L’initiative du président de l’Assemblée nationale est un acte dangereux pour la démocratie camerounaise.
Il existe peut-être des cas similaires dans d’autres pays. Mais pas concernant des présidents en exercice.

L’ultime provocation d’un régime décadent

Par Thomas Tankou______________

En Turquie par exemple, le bâtiment de la Grande Assemblée nationale porte le nom de certains dirigeants, notamment celui de Mustafa Kemal Atatürk, le fondateur de la République.

Cependant, il est rare que le bâtiment abritant le siège des institutions parlementaires soit directement nommé d’après un chef de l’exécutif en exercice, surtout lorsque ce dernier est au pouvoir depuis aussi longtemps que Paul Biya. Dans la plupart des démocraties, les institutions sont généralement nommées d’après des figures historiques, des héros nationaux, ou des concepts liés à la démocratie.
Les cas où cela se produit sont souvent le reflet de systèmes politiques moins démocratiques, où la concentration du pouvoir est plus marquée.
La récente décision du bureau de l’Assemblée nationale du Cameroun de baptiser le nouvel hémicycle du nom de Paul Biya, l’actuel chef de l’État, a suscité une vague de indignation tant au niveau national qu’international. Ce choix, loin d’être anodin, représente une provocation manifeste dans un contexte politique déjà tendu, et pose la question cruciale de la séparation des pouvoirs dans un État censé être démocratique.

Un édifice au nom d’un homme…

Le choix de nommer un bâtiment aussi symbolique que le siège des institutions parlementaires en l’honneur d’un président en exercice soulève des interrogations profondes sur l’indépendance et l’intégrité des institutions. Dans une démocratie véritable, les symboles de l’État doivent transcender les individus pour incarner les valeurs collectives et la pluralité des voix. En désignant Paul Biya, le régime en place semble renforcer une image de pouvoir personnel et d’autoritarisme, au détriment des principes démocratiques.

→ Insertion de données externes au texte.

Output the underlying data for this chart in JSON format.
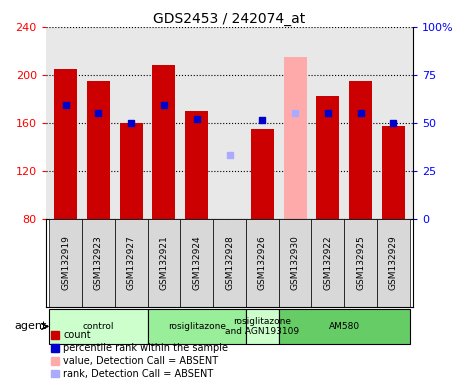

Réaction de l’opinion publique…

La levée de boucliers qui a suivi cette annonce témoigne d’un malaise profond chez les Camerounais.
La question « Peut-on parler fort dans la maison d’autrui ? » résonne comme un écho des préoccupations sur la liberté d’expression et le respect des institutions. Les citoyens se sentent de plus en plus muselés dans un système où les décisions politiques semblent être prises sans consultation ni considération pour l’opinion publique. Cette situation crée un climat de méfiance et d’apathie, nuisant à l’engagement civique.

L’érosion de la séparation des pouvoirs…

La décision de nommer un édifice parlementaire au nom de Paul Biya pourrait être perçue comme une tentative de fusionner les pouvoirs exécutif et législatif, compromettant ainsi l’équilibre nécessaire à un fonctionnement démocratique. Une telle érosion de la séparation des pouvoirs peut mener à un système où les lois et les décisions politiques sont dictées par un seul homme, rendant les institutions parlementaires simplement des prolongements du pouvoir exécutif.

Risques d’autoritarisme…

En glorifiant une figure politique à travers des symboles comme le nom d’un bâtiment public symbole du pouvoir législatif, le régime envoie un message clair sur la direction prise : celle d’un autoritarisme croissant. L’absence de limites claires à l’autorité du président peut conduire à une concentration du pouvoir, rendant difficile toute forme d’opposition ou de critique.

Détérioration de la confiance publique…

La confiance des citoyens dans les institutions est cruciale pour le bon fonctionnement d’une démocratie. Des actes perçus comme des provocations, tels que la dénomination d’un hémicycle au nom d’un président en exercice, peuvent engendrer un cynisme généralisé à l’égard des processus démocratiques. Cela peut conduire à un désengagement des citoyens et à une augmentation de la polarisation politique.

Un dangereux précédent…

En somme, le choix de nommer le nouvel hémicycle du nom de Paul Biya n’est pas qu’une simple question de dénomination. Il s’agit d’un acte aux implications profondément politiques, qui menace de miner les fondements mêmes de la démocratie au Cameroun. Alors que le pays traverse des périodes d’incertitude et de tensions, il est impératif que les institutions agissent avec responsabilité et en faveur de l’intérêt collectif, plutôt que de servir des ambitions personnelles. La préservation des valeurs démocratiques doit passer par un respect scrupuleux de la séparation des pouvoirs et une véritable écoute des aspirations du peuple camerounais.